Con Doug ci sono sua figlia Grace di dodici anni e una coppia di amici. I cinque partono al mattino presto a bordo di un Suv. Nevica, ma sono equipaggiati e l’auto è attrezzata. Hanno mappe dettagliate ma preferiscono fidarsi del Gps che però non è aggiornato e li indirizza su una strada stagionale, impraticabile con la neve. Appena se ne rendono conto cercano di invertire la marcia ma l’auto finisce in un fosso. Quattro adulti e una bambina, soli, in mezzo al nulla, con la temperatura che precipita, la neve che si infittisce e i cellulari che non prendono. Sarebbe il panico se Maura non avvistasse un cartello che segnala una strada privata. Il tracciato, sbarrato da una catena, porta a un centro abitato dal nome bizzarro: Verrà il regno.

Si avviano a piedi con i loro trolley e dopo una marcia estenuante si ritrovano in un villaggio.

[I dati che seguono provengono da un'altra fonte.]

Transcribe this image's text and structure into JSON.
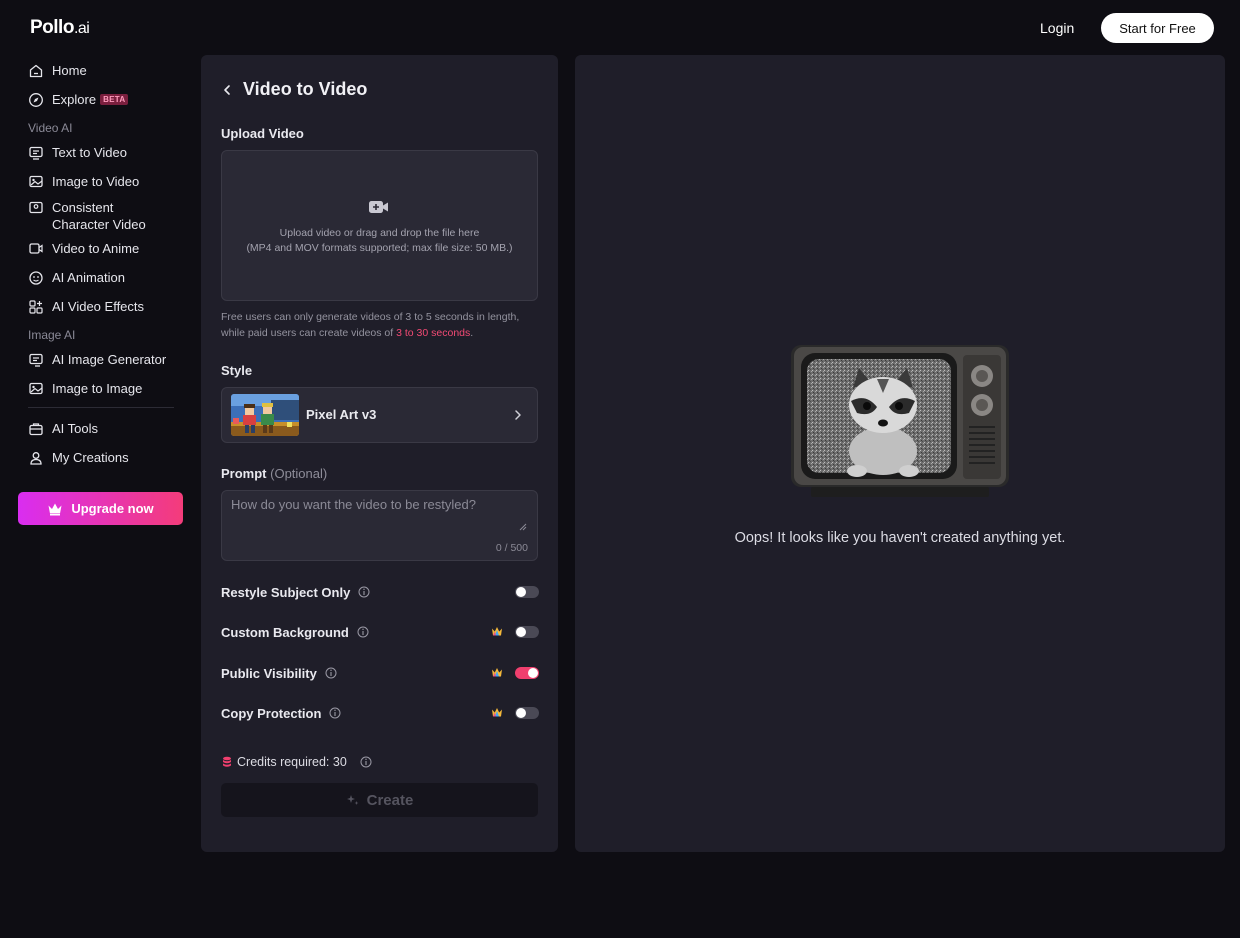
{
  "header": {
    "logo_main": "Pollo",
    "logo_suffix": ".ai",
    "login": "Login",
    "start_free": "Start for Free"
  },
  "sidebar": {
    "home": "Home",
    "explore": "Explore",
    "explore_badge": "BETA",
    "section_video": "Video AI",
    "text_to_video": "Text to Video",
    "image_to_video": "Image to Video",
    "consistent_line1": "Consistent",
    "consistent_line2": "Character Video",
    "video_to_anime": "Video to Anime",
    "ai_animation": "AI Animation",
    "ai_video_effects": "AI Video Effects",
    "section_image": "Image AI",
    "ai_image_generator": "AI Image Generator",
    "image_to_image": "Image to Image",
    "ai_tools": "AI Tools",
    "my_creations": "My Creations",
    "upgrade": "Upgrade now"
  },
  "form": {
    "title": "Video to Video",
    "upload_label": "Upload Video",
    "upload_text": "Upload video or drag and drop the file here",
    "upload_formats": "(MP4 and MOV formats supported; max file size: 50 MB.)",
    "note_prefix": "Free users can only generate videos of 3 to 5 seconds in length, while paid users can create videos of ",
    "note_highlight": "3 to 30 seconds",
    "note_suffix": ".",
    "style_label": "Style",
    "style_name": "Pixel Art v3",
    "prompt_label": "Prompt",
    "prompt_optional": "(Optional)",
    "prompt_placeholder": "How do you want the video to be restyled?",
    "prompt_value": "",
    "prompt_count": "0 / 500",
    "toggles": [
      {
        "label": "Restyle Subject Only",
        "on": false,
        "premium": false
      },
      {
        "label": "Custom Background",
        "on": false,
        "premium": true
      },
      {
        "label": "Public Visibility",
        "on": true,
        "premium": true
      },
      {
        "label": "Copy Protection",
        "on": false,
        "premium": true
      }
    ],
    "credits": "Credits required: 30",
    "create": "Create"
  },
  "preview": {
    "empty_message": "Oops! It looks like you haven't created anything yet."
  },
  "colors": {
    "accent": "#f03f6e",
    "upgrade_start": "#d92df0",
    "upgrade_end": "#f43c7a",
    "panel": "#1f1e29",
    "background": "#0e0d13"
  }
}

Dodici casette perfettamente identiche al centro di una grande radura. Porte e finestre spalancate, dispense piene, legna da ardere in abbondanza, tavoli imbanditi con stoviglie e pietanze che si sono gelate nei piatti, ma nessuna traccia degli abitanti. Il luogo è sinistro, completamente isolato. E non è difficile immaginare che lì deve essere avvenuto qualcosa di mostruoso.

Magnifico noir, ben costruito e ancor meglio narrato. Coinvolgente e pieno di suspence. Uno di quei romanzi che una volta iniziati non si può smettere di leggere.